Oh, if only I had a dollar for every software salesperson doing the statistical Rumpelstiltskin sales pitch promising to turn straw into gold…


#17

If you’re doing a University level Stats course for a discipline that uses a lot of Statistics that’s surely a good thing? Otherwise, yeah, not so much.

My kids seem to be doing a lot more on descriptive statistics than I recall doing at school and not just in mathematics lessons either. I never had to do a box-and-whisker plot until I hit University, but my son covered that age 13~ish. They can elect to do either calculus or inferential stats in higher maths in the last couple of years of High School. But maybe that’s just a New Zealand thing?


#18

A Galton board? I have to question your ideological correctness, comrade. Galton, a member of the oppressor class, was well-known for his counter-revolutionary belief in genetic differences in intellect. Trotsky (PBUH) would have had him purged, even if he hadn’t been a known cousin of the notorious anti-Lysenkoist Darwin. One might almost question your belief in the inevitable rightness of social equality, or even suspect you are some species of hereditarian deviationist.


#19

You simply can’t advocate for good statistics as a socialist.

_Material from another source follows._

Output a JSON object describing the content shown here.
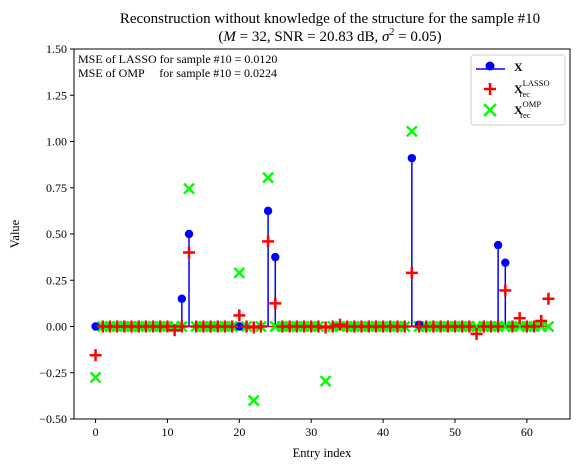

It leads to thought, which leads to questions, which leads to realizing that the whole enterprise is founded on lies.

The truth is that people are not equal, and they differ in mentality due primarily to genetics rather than environment, and this will not be changed by any sort of indoctrination or infiltration of institutions. (Gord is a notorious Trotskyite entryist, which is to say a fifth columnist and communist infiltrator - see this WP page on the Canadian Socialist League)


#20

Oh it’s worse than that, Galton coined the word “eugenics.” Although he was one of histories great creative minds, he was painfully aware that his intelligence left him on edge of madness. Eugenics was more of his hobby horse as he got elderly.

He invented a good bit of modern statistics, which is generally not the creation of mathematicians. Mathematicians are not people that go around having deep insights into physical reality or they’d be physicists.


#21

You simply can’t advocate for good statistics as a socialist.

Selection bias if I ever saw one.

people are not equal, and they differ in mentality due primarily to genetics rather than environment

Doesn’t it strike you as contradictory that as an advocate of a radical meritocracy you assume a diametrically opposed concept to govern the intelligence of individuals?